Suzette Pump Sews Masks, Sows Kindness

Chef, author, quilter, animal lover, volunteer, Port of Portland Police Department employee…Suzette Pump wears many hats and recently added “PDX carpet mask seamstress” to the list. When the pandemic created a demand for masks, Suzette’s commitment to community service, crafting and our airport led to the creation of 100 coveted PDX carpet face coverings – soon to be claimed by 100 lucky winners of the recent PDX People raffle.

Tell us a little about yourself – what is your background, your current role at the airport?

I am Italian and of course, love to cook. Last year, my Cherry Amaretto Cheesecake received a blue ribbon at the Clark County Fair, and I will soon be publishing a cookbook with my mother’s family recipes from her hometown of Venice, Italy.

I am a skilled jewelry maker, quilter and mom to two rescue pups and six farm chickens. I believe that creativity is a great way to bring people together and allows for development and growth that can be applied in all aspects of life.

In my current role, I am an administrative coordinator for the Port of Portland Police Department here at the airport. I bring a wealth of knowledge and experience to my position and recently obtained a master’s degree in Management and Organizational Leadership from an accelerated program with Western Governor’s University.

What does it mean to you to be a PDX employee?

To me, it means being part of a very large family. I view it as a continuation of service to my community and I am proud to be a part of this amazing organization.

In what ways has the pandemic influenced you?

I have always tried to focus on preparedness at home and thought I had a pretty good plan. I can honestly say that I did not expect things like toilet paper and paper towels to disappear from the market like they did. With the absence of hand sanitizer, I procured the necessary supplies and set out to make my own hand sanitizer. While the first few batches left a lot to be desired, I settled on a pretty good formula and have shared my new product with friends, family and my community. 

I (along with everyone) have had to adapt to change in every aspect of life, but throughout this pandemic two things have remained important to me:  family and community. Helping each other through this rapidly changing world and being kind to one another is even more important now.

What leads you to give to others?

Being of service to others, giving to others, community service, it’s all so much a part of who I am. I served as a neighborhood association board member and a citizen volunteer for the Vancouver Police Department. I hope that by sharing my passions through action, I can inspire others to seek out those things that bring them happiness. Kindness is contagious and I hope that is one of the things that spreads more in the future.

When did you start making PDX carpet face masks and why did you decide to make them?

Last year I had ordered PDX carpet fabric thinking it would be fun to incorporate it into a quilt or craft somehow. As the pandemic grew, I realized that my husband and I needed some masks, so it hit me…what better way to show my PDX spirit than to sport a PDX carpet mask. 

On April 7, 2020, two prototype masks were born. Like the hand sanitizer they were not perfect…but they did the job! Shortly after posting my very fun and stylish masks to Yammer, our Port employee social network, I received a lot of positive comments and interest in them. I began producing masks as requests came in and asked that folks donate to the Port’s employee donation program if they wanted to pay it forward.

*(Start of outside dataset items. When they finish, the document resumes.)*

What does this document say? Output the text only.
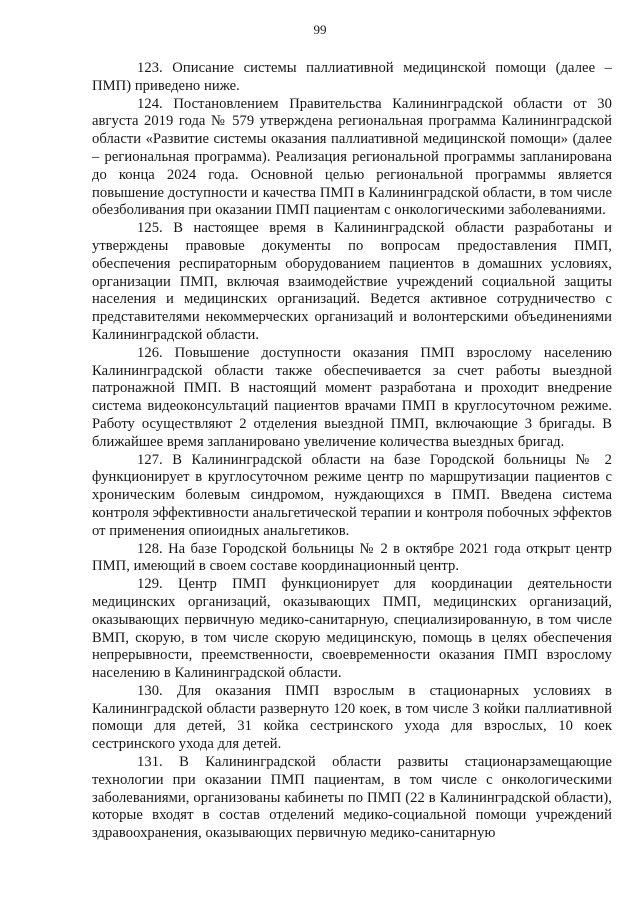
99

123. Описание системы паллиативной медицинской помощи (далее – ПМП) приведено ниже.

124. Постановлением Правительства Калининградской области от 30 августа 2019 года № 579 утверждена региональная программа Калининградской области «Развитие системы оказания паллиативной медицинской помощи» (далее – региональная программа). Реализация региональной программы запланирована до конца 2024 года. Основной целью региональной программы является повышение доступности и качества ПМП в Калининградской области, в том числе обезболивания при оказании ПМП пациентам с онкологическими заболеваниями.

125. В настоящее время в Калининградской области разработаны и утверждены правовые документы по вопросам предоставления ПМП, обеспечения респираторным оборудованием пациентов в домашних условиях, организации ПМП, включая взаимодействие учреждений социальной защиты населения и медицинских организаций. Ведется активное сотрудничество с представителями некоммерческих организаций и волонтерскими объединениями Калининградской области.

126. Повышение доступности оказания ПМП взрослому населению Калининградской области также обеспечивается за счет работы выездной патронажной ПМП. В настоящий момент разработана и проходит внедрение система видеоконсультаций пациентов врачами ПМП в круглосуточном режиме. Работу осуществляют 2 отделения выездной ПМП, включающие 3 бригады. В ближайшее время запланировано увеличение количества выездных бригад.

127. В Калининградской области на базе Городской больницы № 2 функционирует в круглосуточном режиме центр по маршрутизации пациентов с хроническим болевым синдромом, нуждающихся в ПМП. Введена система контроля эффективности анальгетической терапии и контроля побочных эффектов от применения опиоидных анальгетиков.

128. На базе Городской больницы № 2 в октябре 2021 года открыт центр ПМП, имеющий в своем составе координационный центр.

129. Центр ПМП функционирует для координации деятельности медицинских организаций, оказывающих ПМП, медицинских организаций, оказывающих первичную медико-санитарную, специализированную, в том числе ВМП, скорую, в том числе скорую медицинскую, помощь в целях обеспечения непрерывности, преемственности, своевременности оказания ПМП взрослому населению в Калининградской области.

130. Для оказания ПМП взрослым в стационарных условиях в Калининградской области развернуто 120 коек, в том числе 3 койки паллиативной помощи для детей, 31 койка сестринского ухода для взрослых, 10 коек сестринского ухода для детей.

131. В Калининградской области развиты стационарзамещающие технологии при оказании ПМП пациентам, в том числе с онкологическими заболеваниями, организованы кабинеты по ПМП (22 в Калининградской области), которые входят в состав отделений медико-социальной помощи учреждений здравоохранения, оказывающих первичную медико-санитарную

You said you were willing, able and honored to make the 100 PDX carpet masks for PDX People – tell us more about your motivation for this project.

Essential workers, frontline staff and first responders are important, especially to the work that we do at PDX. They keep the lights on, the doors open and most importantly, they keep us safe. To be able to do something for them, to give back in some way even if it is something as small as a mask, is just so impactful for me. It is my own way to say, “Thank you, I appreciate you.” 

Did you have any unforeseen obstacles while making the masks?

My oldest sewing machine started acting strange and ended up at the repair shop for six weeks!  No worries I thought…I have a second, newer machine. Well, about 20 masks in, the machine experienced a critical mechanical fail, so I was forced to say goodbye to the machine I barely knew and ultimately used it as a trade-in towards a new industrial machine. Bring on more masks…I am industrial now!

How long did it take you to make all 100?

Not including time spent traveling to and from the sewing machine shop, it took a very full 40 hours!

How many masks in total have you made?

As of today (Oct. 14, 2020), I have made a total of 248 masks for PDX employees, friends, family and people in my community. Most exciting for me is that I just shipped out two PDX carpet masks to London!